"Musiques en Scènes" : une Biennale décomplexée et ludique

Par @Culturebox
Mis à jour le 21/02/2016 à 10H47, publié le 21/02/2016 à 10H46
Test pattern : de gigantesques codes barres projetés sur le sol et les murs sur lesquels les visiteurs du musée des Confluences pourront déambuler.

Test pattern : de gigantesques codes barres projetés sur le sol et les murs sur lesquels les visiteurs du musée des Confluences pourront déambuler.

© Ikeda

Envie d'un "massage sonore" dans une piscine à balles ? C'est une des expériences que propose la Biennale "Musiques en Scène" dont la 8e édition du 1er au 27 mars à Lyon a pour thème le "divertissement 2.0". La moins connue des Biennales lyonnaises est "un des plus importants festivals de création musicale à l'échelon international", affirment ses organisateurs.

Dans l'ombre des Biennales de la danse et de l'art contemporain, la dernière édition de Musiques en Scènes a attiré 40.000 spectateurs en 2014. "Je ne connais pas d'autre festival de ce genre en Europe qui réunisse autant de monde, sauf peut-être la Ruhrtriennale en Allemagne", souligne le directeur artistique Damien Pousset. Reste que "la musique contemporaine n'est pas un art des plus faciles à défendre" car trop élitiste, concède cet ancien éditeur de disques, membre de la direction du Grame, centre national de création musicale à Lyon.
Un avant-goût de l'esprit de la Biennale Musiques en Scène 2016
A l'heure du zapping, où "écouter une oeuvre dans son intégralité est presque devenu un acte militant", la Biennale se donne pour objectif de "décomplexer autant que possible le rapport à la musique savante" et de faire renouer le public avec cet "art du temps" en le faisant participer aux oeuvres souvent de façon ludique.

C'est le cas, par exemple, du projet "Smartfaust", des applications numériques développées au Grame qui permettent de transformer un téléphone portable en instrument de musique : en le manipulant, en le secouant, il génère des sons ou des bruits, liés à l'amplitude et à la rapidité du geste.

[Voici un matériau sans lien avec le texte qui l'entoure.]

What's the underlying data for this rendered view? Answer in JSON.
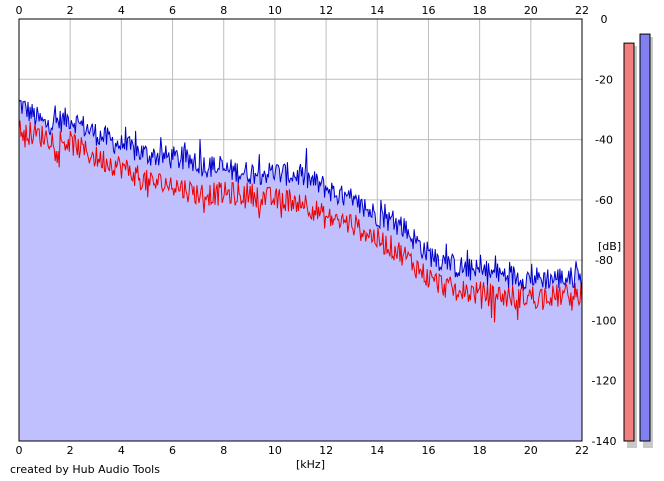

Durant la Biennale, une "battle de smartphones" en langage "Faust" aura lieu à l'Auditorium de Lyon, de même qu'un "flashmob" pour "choeurs" de téléphones portables au musée des Confluences et des concerts participatifs  "Smartfaust" à l'Hôtel de Ville de Saint-Étienne et dans des trains.
Concert Smartfaust : des applications numériques développées au Grame permettent de transformer un téléphone portable en instrument de musique 

Concert Smartfaust : des applications numériques développées au Grame permettent de transformer un téléphone portable en instrument de musique 

© Pascal Chantier
L'Auditorium accueillera des "massages sonores" en piscines à balles, pratiqués par quatre musiciens à l'aide d'un trombone basse, de percussions mais aussi d'objets, de végétaux et de minéraux. Un concert chorégraphié du compositeur américain Steve Reich, "Music for 18 Musicians", invitera le public, par sa musique répétitive, à une séance de transe collective - avec répétition préalable dans le centre commercial de la Part-Dieu.
Le plasticien néerlandais Michel van der Aa

Le plasticien néerlandais Michel van der Aa

© Marco Borggreve
Placée sous le signe du divertissement à l'ère numérique, cette Biennale veut explorer les "multiples formes artistiques de fragmentations de l'attention" humaine, grâce à la fine fleur de la création contemporaine. Elle consacre une rétrospective au compositeur et plasticien néerlandais Michel van der Aa et fait la part belle au Japonais Ryoji Ikeda dont les installations mêlent art visuel et musique électro, à l'instar de son "Test Pattern ëN°9û": de gigantesques codes barres projetés sur le sol et les murs sur lesquels les visiteurs du musée des Confluences pourront déambuler.

Soutenue par l'État, la ville et la métropole de Lyon, ainsi que la région, la Biennale "Musiques en Scène" dispose d'un budget d'un million d'euros et oeuvre en partenariat avec plusieurs scènes de Lyon et sa région.